This role is part of the Nike’s Merchandising Technology team within Consumer Product and Innovation (CP&I) organization, working very closely with the globally distributed Engineering and Product teams. CP&I is advancing business capabilities to support athletes by implementing a multi-year roadmap and facilitating quicker decision-making for business users. This role will roll up to the Director Software Engineering based out of Nike India Tech Centre.
We are looking for experienced Technology focused and hands on Senior Engineer to join our team in Bengaluru, India.
As a Senior Software Engineer, you will play a key role in ensuring that our data products are robust and capable of supporting our Data Engineering and Business Intelligence initiatives.
5+ years building cloud‑native software systems, including data-intensive applications.
Strong full‑stack hands-on expertise in:
Python, Node.js, React
AWS (IAM, networking, storage, compute, serverless, monitoring)
Databricks
Good to have data engineering experience with:
Advanced SQL, data modelling
Apache Spark / PySpark, Airflow (or equivalent orchestrator)
Snowflake
Good to have understanding of modern Lakehouse patterns:
Spark optimization and Delta Lake (ACID, schema evolution, time travel)
Medallion architecture (Bronze/Silver/Gold)
Proven experience with data quality, automated validation/testing, and operational monitoring; Tableau experience for validation/insights is a plus.
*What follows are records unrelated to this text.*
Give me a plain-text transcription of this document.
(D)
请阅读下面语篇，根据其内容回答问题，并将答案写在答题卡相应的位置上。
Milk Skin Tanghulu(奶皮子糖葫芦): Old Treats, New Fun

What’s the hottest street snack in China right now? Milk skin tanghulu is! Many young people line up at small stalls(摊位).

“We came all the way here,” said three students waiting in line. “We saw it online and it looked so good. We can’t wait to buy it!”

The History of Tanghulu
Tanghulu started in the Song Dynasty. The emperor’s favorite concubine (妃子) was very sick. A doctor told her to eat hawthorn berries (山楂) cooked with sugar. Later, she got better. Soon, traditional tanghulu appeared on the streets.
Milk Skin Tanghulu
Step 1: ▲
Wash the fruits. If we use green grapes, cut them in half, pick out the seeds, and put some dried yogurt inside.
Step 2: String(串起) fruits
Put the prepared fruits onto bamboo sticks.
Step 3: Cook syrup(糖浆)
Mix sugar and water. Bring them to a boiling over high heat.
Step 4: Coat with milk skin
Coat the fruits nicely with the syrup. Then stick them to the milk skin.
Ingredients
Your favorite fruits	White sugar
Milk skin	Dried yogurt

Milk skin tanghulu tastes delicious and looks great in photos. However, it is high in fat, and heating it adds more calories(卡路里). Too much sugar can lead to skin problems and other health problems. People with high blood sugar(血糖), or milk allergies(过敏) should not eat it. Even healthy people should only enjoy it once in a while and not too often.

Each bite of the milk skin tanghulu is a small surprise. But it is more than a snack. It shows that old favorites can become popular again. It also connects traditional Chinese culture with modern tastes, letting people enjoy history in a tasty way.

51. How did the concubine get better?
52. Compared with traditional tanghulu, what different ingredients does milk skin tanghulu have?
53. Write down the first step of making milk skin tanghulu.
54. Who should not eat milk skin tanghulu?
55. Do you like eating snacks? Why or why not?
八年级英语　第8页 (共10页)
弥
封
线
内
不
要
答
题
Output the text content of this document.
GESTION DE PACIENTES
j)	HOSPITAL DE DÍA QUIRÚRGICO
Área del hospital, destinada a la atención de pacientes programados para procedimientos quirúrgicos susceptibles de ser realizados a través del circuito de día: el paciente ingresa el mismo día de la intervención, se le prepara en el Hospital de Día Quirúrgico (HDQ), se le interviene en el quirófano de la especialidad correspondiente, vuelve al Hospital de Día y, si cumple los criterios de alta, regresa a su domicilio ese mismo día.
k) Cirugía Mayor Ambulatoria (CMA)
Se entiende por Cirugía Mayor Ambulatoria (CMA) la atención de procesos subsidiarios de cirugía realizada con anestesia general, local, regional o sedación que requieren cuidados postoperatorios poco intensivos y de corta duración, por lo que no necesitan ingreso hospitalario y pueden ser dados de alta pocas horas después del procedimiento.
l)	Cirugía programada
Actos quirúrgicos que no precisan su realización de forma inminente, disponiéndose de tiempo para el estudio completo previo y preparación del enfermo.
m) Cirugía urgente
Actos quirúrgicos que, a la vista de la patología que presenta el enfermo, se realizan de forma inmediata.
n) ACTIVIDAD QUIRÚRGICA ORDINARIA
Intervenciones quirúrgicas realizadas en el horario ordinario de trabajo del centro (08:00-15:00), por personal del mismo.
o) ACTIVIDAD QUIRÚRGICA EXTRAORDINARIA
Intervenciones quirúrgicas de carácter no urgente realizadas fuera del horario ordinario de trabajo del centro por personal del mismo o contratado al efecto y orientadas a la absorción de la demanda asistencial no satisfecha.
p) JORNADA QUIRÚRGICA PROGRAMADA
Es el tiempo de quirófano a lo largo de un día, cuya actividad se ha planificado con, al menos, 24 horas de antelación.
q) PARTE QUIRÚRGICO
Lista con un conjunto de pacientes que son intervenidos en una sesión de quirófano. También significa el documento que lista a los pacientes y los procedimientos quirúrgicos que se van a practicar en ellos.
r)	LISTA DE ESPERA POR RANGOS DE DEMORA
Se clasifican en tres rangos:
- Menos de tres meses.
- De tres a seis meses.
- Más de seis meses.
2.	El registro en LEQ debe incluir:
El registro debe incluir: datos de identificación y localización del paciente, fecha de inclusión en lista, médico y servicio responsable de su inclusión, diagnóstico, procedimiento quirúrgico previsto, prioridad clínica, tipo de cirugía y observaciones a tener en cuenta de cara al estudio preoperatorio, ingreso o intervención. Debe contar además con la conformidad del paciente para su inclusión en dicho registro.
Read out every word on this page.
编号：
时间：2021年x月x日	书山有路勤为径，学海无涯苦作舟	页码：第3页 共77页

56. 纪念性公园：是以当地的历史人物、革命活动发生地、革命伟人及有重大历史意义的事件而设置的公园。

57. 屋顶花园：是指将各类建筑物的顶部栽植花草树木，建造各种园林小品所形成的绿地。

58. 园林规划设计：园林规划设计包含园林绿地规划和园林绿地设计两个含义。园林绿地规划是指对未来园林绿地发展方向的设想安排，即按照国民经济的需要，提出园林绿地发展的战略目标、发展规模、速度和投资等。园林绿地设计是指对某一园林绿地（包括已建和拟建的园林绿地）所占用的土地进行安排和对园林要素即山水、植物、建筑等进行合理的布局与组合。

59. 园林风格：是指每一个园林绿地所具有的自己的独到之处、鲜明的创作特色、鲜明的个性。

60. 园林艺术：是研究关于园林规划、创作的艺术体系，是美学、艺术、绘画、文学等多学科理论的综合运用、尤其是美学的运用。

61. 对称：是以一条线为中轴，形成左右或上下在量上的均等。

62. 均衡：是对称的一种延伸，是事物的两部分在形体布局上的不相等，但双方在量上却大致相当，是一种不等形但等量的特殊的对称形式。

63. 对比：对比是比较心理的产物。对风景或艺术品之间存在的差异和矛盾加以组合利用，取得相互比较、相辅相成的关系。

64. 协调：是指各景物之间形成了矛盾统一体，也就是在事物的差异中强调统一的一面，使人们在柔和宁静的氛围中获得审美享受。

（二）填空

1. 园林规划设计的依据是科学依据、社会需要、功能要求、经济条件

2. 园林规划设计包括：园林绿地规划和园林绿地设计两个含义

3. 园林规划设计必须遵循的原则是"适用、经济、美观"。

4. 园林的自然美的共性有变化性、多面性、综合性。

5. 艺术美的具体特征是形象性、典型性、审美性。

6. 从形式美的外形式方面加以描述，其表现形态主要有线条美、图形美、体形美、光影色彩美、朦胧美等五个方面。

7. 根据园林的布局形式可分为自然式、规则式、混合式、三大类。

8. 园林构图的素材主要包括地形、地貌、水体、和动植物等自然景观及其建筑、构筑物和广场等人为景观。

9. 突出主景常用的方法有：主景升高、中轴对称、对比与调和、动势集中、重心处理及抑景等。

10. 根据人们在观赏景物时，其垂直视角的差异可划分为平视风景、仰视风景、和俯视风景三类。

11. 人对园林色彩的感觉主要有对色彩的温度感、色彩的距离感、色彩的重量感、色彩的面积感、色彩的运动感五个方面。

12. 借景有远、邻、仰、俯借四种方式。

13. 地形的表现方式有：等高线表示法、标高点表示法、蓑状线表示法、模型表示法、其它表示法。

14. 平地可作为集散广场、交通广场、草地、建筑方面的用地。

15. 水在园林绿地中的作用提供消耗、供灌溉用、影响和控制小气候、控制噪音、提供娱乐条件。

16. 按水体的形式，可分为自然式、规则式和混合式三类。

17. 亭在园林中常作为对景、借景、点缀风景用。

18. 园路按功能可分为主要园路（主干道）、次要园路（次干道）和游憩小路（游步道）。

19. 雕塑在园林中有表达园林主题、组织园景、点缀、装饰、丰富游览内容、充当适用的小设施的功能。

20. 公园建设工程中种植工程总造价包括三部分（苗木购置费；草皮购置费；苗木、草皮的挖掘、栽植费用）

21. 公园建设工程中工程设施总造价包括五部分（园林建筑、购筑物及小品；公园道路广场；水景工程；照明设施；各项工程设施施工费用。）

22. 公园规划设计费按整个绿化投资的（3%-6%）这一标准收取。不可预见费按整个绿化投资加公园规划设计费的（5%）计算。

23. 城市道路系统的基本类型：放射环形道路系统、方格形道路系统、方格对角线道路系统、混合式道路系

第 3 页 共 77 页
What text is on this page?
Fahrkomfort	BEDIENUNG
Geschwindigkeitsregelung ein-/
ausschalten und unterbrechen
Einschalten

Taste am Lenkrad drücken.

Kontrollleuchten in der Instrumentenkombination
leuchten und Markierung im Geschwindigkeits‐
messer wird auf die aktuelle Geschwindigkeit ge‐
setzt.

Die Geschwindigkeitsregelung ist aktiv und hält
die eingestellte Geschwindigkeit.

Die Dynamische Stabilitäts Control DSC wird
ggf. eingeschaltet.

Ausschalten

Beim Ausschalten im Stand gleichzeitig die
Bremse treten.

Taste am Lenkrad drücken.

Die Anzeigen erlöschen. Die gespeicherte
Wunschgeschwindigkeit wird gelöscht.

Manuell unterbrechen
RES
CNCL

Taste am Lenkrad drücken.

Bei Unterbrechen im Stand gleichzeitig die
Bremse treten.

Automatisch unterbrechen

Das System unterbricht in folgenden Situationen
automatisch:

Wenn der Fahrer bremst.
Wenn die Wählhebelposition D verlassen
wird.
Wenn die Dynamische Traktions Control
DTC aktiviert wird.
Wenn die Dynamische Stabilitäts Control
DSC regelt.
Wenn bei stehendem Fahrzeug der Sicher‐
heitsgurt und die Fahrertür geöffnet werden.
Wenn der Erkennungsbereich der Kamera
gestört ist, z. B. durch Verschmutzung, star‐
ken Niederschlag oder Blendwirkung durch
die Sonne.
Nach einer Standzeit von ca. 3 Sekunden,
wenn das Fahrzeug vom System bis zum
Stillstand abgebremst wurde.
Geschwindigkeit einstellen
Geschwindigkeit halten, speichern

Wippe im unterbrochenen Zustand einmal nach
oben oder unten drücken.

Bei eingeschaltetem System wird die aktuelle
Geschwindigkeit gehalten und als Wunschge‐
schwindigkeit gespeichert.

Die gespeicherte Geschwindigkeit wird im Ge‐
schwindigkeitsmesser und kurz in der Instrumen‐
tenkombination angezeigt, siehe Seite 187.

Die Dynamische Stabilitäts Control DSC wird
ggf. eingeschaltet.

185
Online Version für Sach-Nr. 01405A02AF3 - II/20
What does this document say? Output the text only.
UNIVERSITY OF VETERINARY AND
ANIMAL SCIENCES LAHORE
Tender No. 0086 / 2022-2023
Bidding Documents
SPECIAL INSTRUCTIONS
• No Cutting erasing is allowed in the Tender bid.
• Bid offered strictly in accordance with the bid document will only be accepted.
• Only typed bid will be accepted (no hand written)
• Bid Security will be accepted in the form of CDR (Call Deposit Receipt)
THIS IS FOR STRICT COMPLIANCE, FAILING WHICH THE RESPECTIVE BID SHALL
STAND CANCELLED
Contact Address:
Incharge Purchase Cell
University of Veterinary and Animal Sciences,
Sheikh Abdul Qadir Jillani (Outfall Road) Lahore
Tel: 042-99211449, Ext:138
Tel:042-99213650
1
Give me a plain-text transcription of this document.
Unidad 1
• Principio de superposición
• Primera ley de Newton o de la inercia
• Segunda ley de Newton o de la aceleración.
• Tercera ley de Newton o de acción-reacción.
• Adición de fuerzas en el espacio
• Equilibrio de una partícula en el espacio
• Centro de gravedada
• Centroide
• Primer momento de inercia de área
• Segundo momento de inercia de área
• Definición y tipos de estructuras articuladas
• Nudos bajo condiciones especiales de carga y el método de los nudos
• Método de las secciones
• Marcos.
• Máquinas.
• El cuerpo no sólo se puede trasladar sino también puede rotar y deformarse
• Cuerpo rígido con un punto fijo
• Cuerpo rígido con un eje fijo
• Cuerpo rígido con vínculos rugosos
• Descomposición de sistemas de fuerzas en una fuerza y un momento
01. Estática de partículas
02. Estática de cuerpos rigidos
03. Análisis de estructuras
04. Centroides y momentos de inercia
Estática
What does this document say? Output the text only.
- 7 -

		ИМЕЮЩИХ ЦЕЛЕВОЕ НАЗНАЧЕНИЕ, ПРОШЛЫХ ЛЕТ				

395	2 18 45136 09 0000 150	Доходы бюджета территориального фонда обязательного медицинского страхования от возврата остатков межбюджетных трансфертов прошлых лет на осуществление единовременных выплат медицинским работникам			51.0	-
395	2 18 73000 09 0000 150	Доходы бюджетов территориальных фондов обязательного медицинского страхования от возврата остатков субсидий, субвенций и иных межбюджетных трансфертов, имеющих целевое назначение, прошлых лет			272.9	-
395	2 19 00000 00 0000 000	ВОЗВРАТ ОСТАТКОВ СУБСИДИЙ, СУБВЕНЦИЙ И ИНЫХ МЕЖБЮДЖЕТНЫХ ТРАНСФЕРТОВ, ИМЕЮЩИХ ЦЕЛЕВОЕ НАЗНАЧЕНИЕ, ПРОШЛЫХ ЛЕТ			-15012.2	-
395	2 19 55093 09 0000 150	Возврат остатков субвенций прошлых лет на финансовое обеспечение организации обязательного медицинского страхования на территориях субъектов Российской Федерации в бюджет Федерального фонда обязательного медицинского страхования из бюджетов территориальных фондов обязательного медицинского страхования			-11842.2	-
Strong engineering fundamentals: CI/CD, Git, secure coding practices, and production readiness.
Excellent communication, collaboration, and mentoring skills; able to drive outcomes in complex, ambiguous environments.
Preferred
Familiarity with ML/GenAI integration into pipelines.
Databricks Data Engineer certification.
WHAT YOU’LL WORK ON
Own and optimize large-scale ETL/ELT and data service pipelines and reusable frameworks.
Collaborate with cross-functional teams to translate business requirements into technical solutions.
Guide junior engineers through code reviews and design discussions.
Monitor data quality, availability, and system performance.
Lead CI/CD implementation and improve workflow automation.